Stage 1 (interface restart) is unchanged and still fires at 3 failures. That covers the actual common case: WiFi driver wedged, association lost, DHCP lease expired without renewal. Restarting the interface fixes those without a full reboot.


Re-enabling auto-reboot

If you want the old behavior back (for example: headless deployments with no physical access where a reboot is the lesser evil):

sudo nano /opt/meshpoint/scripts/network_watchdog.py

Change:

REBOOT_THRESHOLD = 0

to:

REBOOT_THRESHOLD = 6

Then restart the service:

sudo systemctl restart network-watchdog

The startup log line will confirm the new policy:

INFO network-watchdog: Starting network watchdog (interface=wlan0, restart=3, reboot=6)

When REBOOT_THRESHOLD = 0, that field reads reboot=disabled.

Note that git pull will not overwrite your edit unless the file changes upstream. If a future release modifies network_watchdog.py, git will either merge cleanly or flag a conflict so you know to re-apply your threshold.


Inspecting what the watchdog is doing

Live tail:

sudo journalctl -u network-watchdog -f

Last 50 lines:

sudo journalctl -u network-watchdog -n 50

Confirm it is running:

sudo systemctl status network-watchdog

You should see Active: active (running). If it is inactive or failed, restart it:

sudo systemctl restart network-watchdog

To see the per-ping detail (which target was pinged, gateway vs fallback), temporarily switch the log level. Edit /opt/meshpoint/scripts/network_watchdog.py and change level=logging.INFO to level=logging.DEBUG, then sudo systemctl restart network-watchdog. Revert when you are done so the journal does not grow with low-value entries.


Disabling the watchdog entirely

If you are debugging WiFi yourself and do not want the watchdog restarting the interface from under you:

sudo systemctl stop network-watchdog
sudo systemctl disable network-watchdog

Re-enable later with:

sudo systemctl enable --now network-watchdog

The main meshpoint service does not depend on the watchdog.

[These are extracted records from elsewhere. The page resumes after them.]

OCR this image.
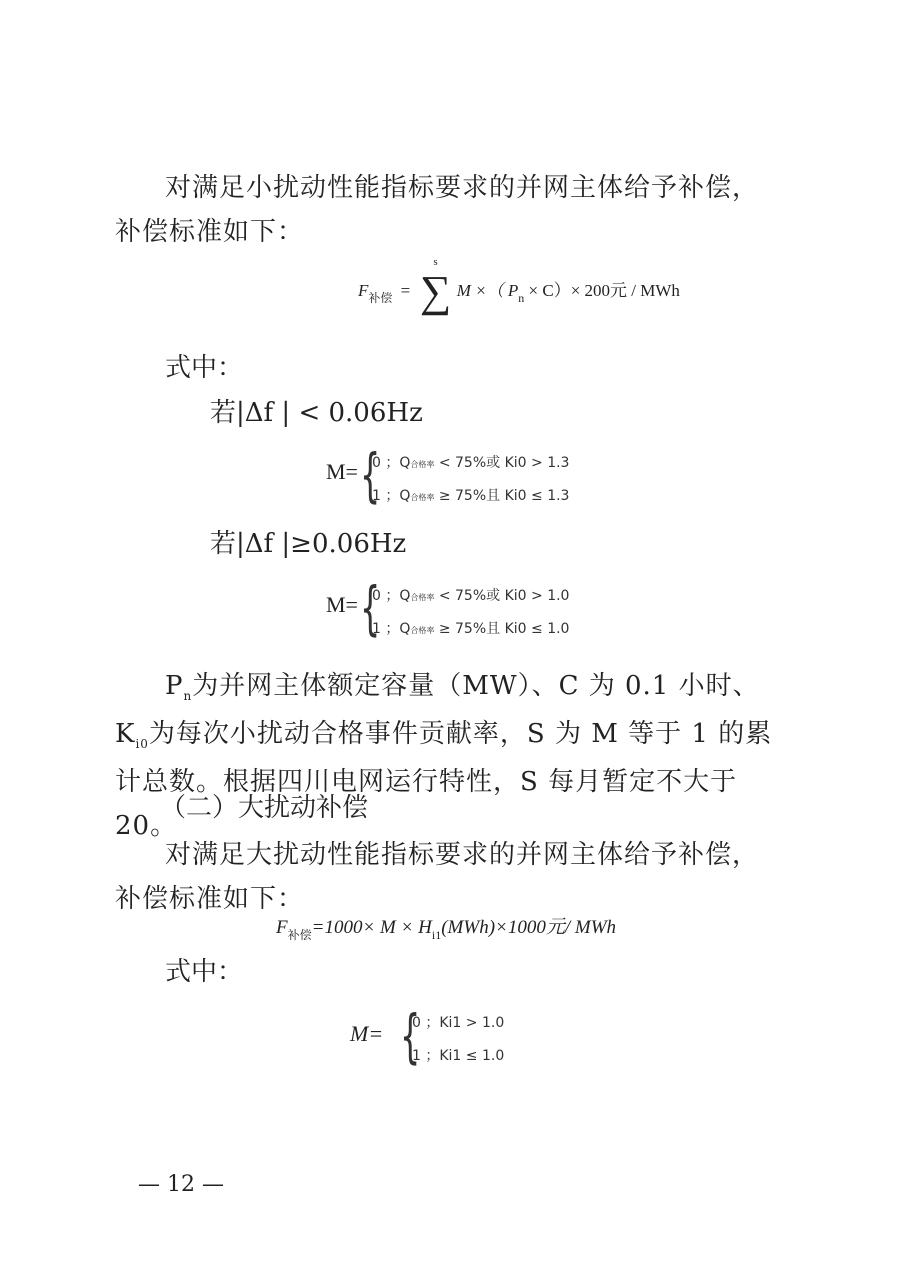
对满足小扰动性能指标要求的并网主体给予补偿，补偿标准如下：

$F_{补偿}$ =
s
∑ M ×（ $P_n \times C)\times 200$元 / MWh
式中：
若|Δf | < 0.06Hz
M= {
0 ；Q合格率 < 75%或 Ki0 > 1.3
1 ；Q合格率 ≥ 75%且 Ki0 ≤ 1.3
若|Δf |≥0.06Hz
M= {
0 ；Q合格率 < 75%或 Ki0 > 1.0
1 ；Q合格率 ≥ 75%且 Ki0 ≤ 1.0

$P_n$为并网主体额定容量（MW）、C 为 0.1 小时、$K_{i0}$为每次小扰动合格事件贡献率，S 为 M 等于 1 的累计总数。根据四川电网运行特性，S 每月暂定不大于 20。

（二）大扰动补偿

对满足大扰动性能指标要求的并网主体给予补偿，补偿标准如下：

$F_{补偿}=1000\times M \times H_{i1}(MWh)\times 1000$元/ MWh
式中：
M= {
0 ；Ki1 > 1.0
1 ；Ki1 ≤ 1.0
— 12 —
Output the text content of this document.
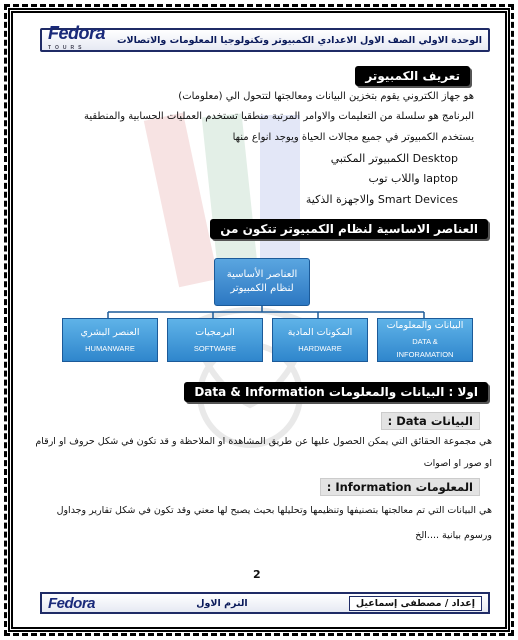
Fedora
TOURS
الوحدة الاولي الصف الاول الاعدادي الكمبيوتر وتكنولوجيا المعلومات والاتصالات
تعريف الكمبيوتر
هو جهاز الكتروني يقوم بتخزين البيانات ومعالجتها لتتحول الي (معلومات)
البرنامج هو سلسلة من التعليمات والاوامر المرتبة منطقيا تستخدم العمليات الحسابية والمنطقية
يستخدم الكمبيوتر في جميع مجالات الحياة ويوجد انواع منها
Desktop الكمبيوتر المكتبي
laptop واللاب توب
Smart Devices والاجهزة الذكية
العناصر الاساسية لنظام الكمبيوتر تتكون من
العناصر الأساسية
لنظام الكمبيوتر
العنصر البشري
HUMANWARE
البرمجيات
SOFTWARE
المكونات المادية
HARDWARE
البيانات والمعلومات
DATA &
INFORAMATION
اولا : البيانات والمعلومات Data & Information
البيانات Data :
هي مجموعة الحقائق التي يمكن الحصول عليها عن طريق المشاهدة او الملاحظة و قد تكون في شكل حروف او ارقام
او صور او اصوات
المعلومات Information :
هي البيانات التي تم معالجتها بتصنيفها وتنظيمها وتحليلها بحيث يصبح لها معني وقد تكون في شكل تقارير وجداول
ورسوم بيانية ....الخ
2
Fedora	الترم الاول	إعداد / مصطفى إسماعيل
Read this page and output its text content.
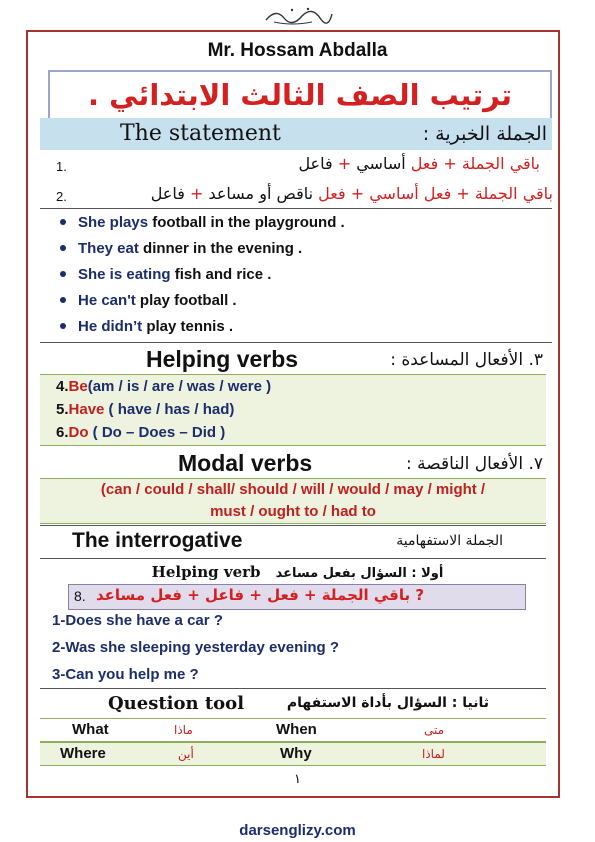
Mr. Hossam Abdalla
ترتيب الصف الثالث الابتدائي .
The statement	الجملة الخبرية :
باقي الجملة + فعل أساسي + فاعل
1.
باقي الجملة + فعل أساسي + فعل ناقص أو مساعد + فاعل
2.
She plays football in the playground .
They eat dinner in the evening .
She is eating fish and rice .
He can't play football .
He didn’t play tennis .
Helping verbs	٣. الأفعال المساعدة :
4.Be(am / is / are / was / were )
5.Have ( have / has / had)
6.Do ( Do – Does – Did )
Modal verbs	٧. الأفعال الناقصة :
(can / could / shall/ should / will / would / may / might /
must / ought to / had to
The interrogative	الجملة الاستفهامية
Helping verb أولا : السؤال بفعل مساعد
8. ? باقي الجملة + فعل + فاعل + فعل مساعد
1-Does she have a car ?
2-Was she sleeping yesterday evening ?
3-Can you help me ?
Question tool	ثانيا : السؤال بأداة الاستفهام
What	ماذا	When	متى
Where	أين	Why	لماذا
١
darsenglizy.com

Stopping the watchdog does not affect packet capture, the dashboard, or anything else.


When the watchdog will not help

The watchdog only cares about WiFi (wlan0). It does not monitor:

  • Ethernet (eth0): if you are wired in, the watchdog still runs and pings, but Stage 1 recovery restarts wlan0, not eth0. On wired-only deployments the watchdog is effectively a no-op.
  • The cloud uplink to meshradar.io: that is handled by the upstream WebSocket client inside the main meshpoint service, which has its own reconnect with exponential backoff.
  • The local dashboard: served by the main meshpoint service, not the watchdog.

If any of those break, look at the main service log (meshpoint logs), not the watchdog log.